Jayne’s mother was still alive, somewhere, and the only time there was true tension between her and Tommy was when he suggested that they should get in touch. Didn’t you see her? she’d ask him, never quite shouting, never truly calm. You have no idea. No concept of what I went through before I met you. And he’d let it lie because he knew it would do no good. Jayne had made that very clear from the start; she was on her own, two thousand miles from where she’d been born, and her family had died with her brother. He’d been a small-time criminal, dragged into the LA gang culture and found dead at the age of seventeen with a bullet in the back of his skull and his genitals cut off. The coroner hadn’t been able to tell whether the mutilation was post-mortem, and Jayne had the impression that no one cared. One less gang-banger, one less headache for the LAPD. And when her mother had received the phone call she’d hung up, drunk another bottle of wine, and told Jayne later that evening when she arrived home from school.

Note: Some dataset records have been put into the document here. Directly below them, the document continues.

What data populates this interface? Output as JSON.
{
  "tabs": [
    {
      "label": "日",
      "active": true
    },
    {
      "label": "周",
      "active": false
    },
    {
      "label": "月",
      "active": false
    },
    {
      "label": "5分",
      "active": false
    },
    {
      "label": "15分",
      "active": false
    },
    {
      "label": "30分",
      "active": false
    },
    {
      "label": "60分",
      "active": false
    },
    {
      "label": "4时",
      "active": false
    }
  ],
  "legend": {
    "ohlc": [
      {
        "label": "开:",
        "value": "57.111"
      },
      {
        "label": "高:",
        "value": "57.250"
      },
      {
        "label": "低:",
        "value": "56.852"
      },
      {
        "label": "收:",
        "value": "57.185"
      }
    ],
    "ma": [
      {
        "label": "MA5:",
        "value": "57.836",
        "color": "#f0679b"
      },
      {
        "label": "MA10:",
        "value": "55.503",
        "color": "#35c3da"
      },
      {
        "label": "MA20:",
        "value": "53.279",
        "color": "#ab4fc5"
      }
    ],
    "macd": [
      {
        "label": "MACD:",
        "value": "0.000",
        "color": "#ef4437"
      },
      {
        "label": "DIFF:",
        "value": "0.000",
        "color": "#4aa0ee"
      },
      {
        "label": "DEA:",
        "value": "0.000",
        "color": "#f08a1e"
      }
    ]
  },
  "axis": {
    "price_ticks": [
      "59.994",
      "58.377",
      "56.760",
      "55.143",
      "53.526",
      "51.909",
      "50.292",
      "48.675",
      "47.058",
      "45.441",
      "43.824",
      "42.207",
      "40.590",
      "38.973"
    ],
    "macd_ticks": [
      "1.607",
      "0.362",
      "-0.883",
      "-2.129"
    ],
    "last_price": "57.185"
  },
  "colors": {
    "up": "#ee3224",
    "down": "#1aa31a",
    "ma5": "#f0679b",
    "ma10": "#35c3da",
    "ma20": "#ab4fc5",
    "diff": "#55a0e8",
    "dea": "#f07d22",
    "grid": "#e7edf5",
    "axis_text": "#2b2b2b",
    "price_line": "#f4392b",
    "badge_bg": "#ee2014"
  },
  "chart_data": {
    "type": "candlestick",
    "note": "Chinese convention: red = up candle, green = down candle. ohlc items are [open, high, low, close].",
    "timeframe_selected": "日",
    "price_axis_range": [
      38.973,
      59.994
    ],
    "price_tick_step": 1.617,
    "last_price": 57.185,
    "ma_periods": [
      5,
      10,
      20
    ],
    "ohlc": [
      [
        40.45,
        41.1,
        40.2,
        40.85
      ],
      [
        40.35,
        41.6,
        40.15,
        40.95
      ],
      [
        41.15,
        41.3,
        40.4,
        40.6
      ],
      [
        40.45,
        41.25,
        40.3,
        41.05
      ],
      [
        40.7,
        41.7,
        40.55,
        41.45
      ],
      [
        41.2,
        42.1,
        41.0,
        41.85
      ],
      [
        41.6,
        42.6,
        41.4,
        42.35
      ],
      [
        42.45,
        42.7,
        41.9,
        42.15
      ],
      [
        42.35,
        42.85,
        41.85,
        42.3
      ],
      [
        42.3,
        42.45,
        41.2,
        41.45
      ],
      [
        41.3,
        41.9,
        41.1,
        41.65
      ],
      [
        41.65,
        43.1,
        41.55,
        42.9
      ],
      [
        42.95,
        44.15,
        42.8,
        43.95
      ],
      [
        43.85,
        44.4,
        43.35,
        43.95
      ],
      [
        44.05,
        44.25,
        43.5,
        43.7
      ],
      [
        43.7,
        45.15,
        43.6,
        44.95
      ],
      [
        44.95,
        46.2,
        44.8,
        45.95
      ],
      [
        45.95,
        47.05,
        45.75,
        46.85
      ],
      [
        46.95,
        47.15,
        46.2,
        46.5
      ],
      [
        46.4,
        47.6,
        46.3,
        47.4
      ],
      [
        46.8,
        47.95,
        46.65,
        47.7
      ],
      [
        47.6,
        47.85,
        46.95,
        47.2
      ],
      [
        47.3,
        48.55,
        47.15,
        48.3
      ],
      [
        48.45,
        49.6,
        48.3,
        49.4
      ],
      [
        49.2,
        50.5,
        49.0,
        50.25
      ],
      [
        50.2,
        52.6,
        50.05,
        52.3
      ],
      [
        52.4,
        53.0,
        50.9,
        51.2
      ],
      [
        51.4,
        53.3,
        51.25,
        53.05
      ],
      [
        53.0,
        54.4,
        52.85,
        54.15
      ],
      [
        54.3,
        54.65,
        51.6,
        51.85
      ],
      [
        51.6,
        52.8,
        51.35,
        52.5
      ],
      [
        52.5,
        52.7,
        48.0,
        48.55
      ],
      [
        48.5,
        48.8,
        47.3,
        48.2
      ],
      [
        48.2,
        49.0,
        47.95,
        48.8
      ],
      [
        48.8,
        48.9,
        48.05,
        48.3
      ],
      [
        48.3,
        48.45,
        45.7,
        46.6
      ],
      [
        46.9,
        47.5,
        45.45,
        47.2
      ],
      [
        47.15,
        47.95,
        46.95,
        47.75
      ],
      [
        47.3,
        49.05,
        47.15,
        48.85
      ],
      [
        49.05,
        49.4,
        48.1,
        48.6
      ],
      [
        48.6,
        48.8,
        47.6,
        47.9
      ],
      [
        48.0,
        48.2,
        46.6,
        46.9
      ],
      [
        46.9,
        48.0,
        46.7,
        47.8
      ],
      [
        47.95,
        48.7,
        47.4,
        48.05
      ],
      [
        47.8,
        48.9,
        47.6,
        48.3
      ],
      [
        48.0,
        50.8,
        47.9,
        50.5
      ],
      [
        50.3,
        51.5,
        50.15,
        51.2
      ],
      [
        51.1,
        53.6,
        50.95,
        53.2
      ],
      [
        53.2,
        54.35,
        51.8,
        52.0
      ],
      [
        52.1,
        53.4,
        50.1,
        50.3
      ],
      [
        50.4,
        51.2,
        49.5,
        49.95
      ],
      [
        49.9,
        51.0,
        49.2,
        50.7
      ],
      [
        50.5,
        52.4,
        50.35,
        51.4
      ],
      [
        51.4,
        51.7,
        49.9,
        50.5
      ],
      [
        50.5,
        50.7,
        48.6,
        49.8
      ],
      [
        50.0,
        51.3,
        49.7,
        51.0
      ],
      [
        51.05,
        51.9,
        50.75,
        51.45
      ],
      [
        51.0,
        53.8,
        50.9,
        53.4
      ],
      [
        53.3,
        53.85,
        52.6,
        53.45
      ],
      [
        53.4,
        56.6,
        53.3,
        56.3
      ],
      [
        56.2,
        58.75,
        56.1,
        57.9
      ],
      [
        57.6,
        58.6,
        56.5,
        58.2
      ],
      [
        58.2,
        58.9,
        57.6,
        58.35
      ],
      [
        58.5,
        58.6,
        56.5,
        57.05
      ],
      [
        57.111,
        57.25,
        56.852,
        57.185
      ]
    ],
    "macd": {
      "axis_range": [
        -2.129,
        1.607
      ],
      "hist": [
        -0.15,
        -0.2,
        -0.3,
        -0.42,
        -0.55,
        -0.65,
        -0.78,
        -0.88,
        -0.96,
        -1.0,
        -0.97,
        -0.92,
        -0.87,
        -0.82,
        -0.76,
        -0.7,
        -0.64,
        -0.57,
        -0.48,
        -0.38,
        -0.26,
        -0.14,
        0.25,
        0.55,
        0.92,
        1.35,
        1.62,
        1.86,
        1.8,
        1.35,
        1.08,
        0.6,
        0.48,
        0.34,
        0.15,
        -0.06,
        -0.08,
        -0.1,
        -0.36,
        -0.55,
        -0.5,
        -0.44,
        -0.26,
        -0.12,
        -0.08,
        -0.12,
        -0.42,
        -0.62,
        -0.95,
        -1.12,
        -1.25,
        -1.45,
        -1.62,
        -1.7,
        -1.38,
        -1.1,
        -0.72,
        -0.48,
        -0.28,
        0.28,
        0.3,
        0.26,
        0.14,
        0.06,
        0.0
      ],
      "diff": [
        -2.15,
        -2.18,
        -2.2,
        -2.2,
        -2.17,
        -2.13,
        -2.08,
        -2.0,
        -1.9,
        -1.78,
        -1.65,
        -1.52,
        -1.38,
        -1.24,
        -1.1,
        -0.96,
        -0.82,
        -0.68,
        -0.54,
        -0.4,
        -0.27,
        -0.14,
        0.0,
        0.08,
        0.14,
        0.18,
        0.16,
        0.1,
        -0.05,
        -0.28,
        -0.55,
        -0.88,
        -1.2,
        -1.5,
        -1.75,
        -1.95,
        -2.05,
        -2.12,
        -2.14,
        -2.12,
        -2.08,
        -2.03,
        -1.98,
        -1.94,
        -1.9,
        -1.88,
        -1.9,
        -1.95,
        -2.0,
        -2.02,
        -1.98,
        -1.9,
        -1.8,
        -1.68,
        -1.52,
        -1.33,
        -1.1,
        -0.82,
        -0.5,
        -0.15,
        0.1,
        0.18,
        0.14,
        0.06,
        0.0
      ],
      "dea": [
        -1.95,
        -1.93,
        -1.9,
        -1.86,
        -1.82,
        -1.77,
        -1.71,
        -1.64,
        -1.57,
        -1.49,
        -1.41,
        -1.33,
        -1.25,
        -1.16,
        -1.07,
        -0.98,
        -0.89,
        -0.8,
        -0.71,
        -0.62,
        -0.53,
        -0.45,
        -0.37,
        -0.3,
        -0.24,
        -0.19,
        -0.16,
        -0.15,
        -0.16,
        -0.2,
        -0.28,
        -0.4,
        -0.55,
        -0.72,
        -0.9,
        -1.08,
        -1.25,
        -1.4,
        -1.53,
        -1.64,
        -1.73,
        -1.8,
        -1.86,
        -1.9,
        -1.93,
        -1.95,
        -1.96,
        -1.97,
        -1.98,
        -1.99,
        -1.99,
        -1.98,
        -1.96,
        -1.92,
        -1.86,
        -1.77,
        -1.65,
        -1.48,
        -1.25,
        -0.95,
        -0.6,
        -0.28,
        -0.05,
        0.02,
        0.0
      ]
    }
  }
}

Johnny’s dead, hon. Can you fetch your mother another bottle?

Why didn’t you call me!?

What good woulda that done?

Johnny!

He knew how it’d end up. I told him often enough. Now get your mother another bottle, hon.

Another bottle, and another, was the way it had been going, and the way it continued from then until Johnny’s sad funeral. Three f*ckers had shown up an hour after the last mourners had left, when Jayne was still kneeling beside her only brother’s grave watering the soil with her tears. They’d sauntered past her and stood beside the grave, then pulled pistols and fired three quick shots as some sort of f*cked-up salute. Jayne had stood to run after them, beat some sense into their twisted, drug-addled brains, but her legs had folded beneath her as her muscles cramped, driving wedges of pain into her brain. They’d laughed as they ran away, and she’d woken later with paramedics tending her along with the old lady who’d found her and was fussing around nearby.

Next day, she’d remained at home long enough to pack some clothes and steal a thousand dollars from her mother’s back-drawer stash. Then she’d called her school sweetheart Tommy and told him she was leaving LA to live with her cousin in Birmingham, England.

‘It’s been a lovely day,’ she said. ‘Thanks.’

‘Only did it ’cos I want a blow job tonight.’

‘Yeah, right.’ Jayne laughed, and the freeing of tension lessened the pains in her neck. Complete relaxation is the key, one specialist had told her, while another had said Exercise as much as you can, gently and often. Walking in the hills with her love gave her the best of both options.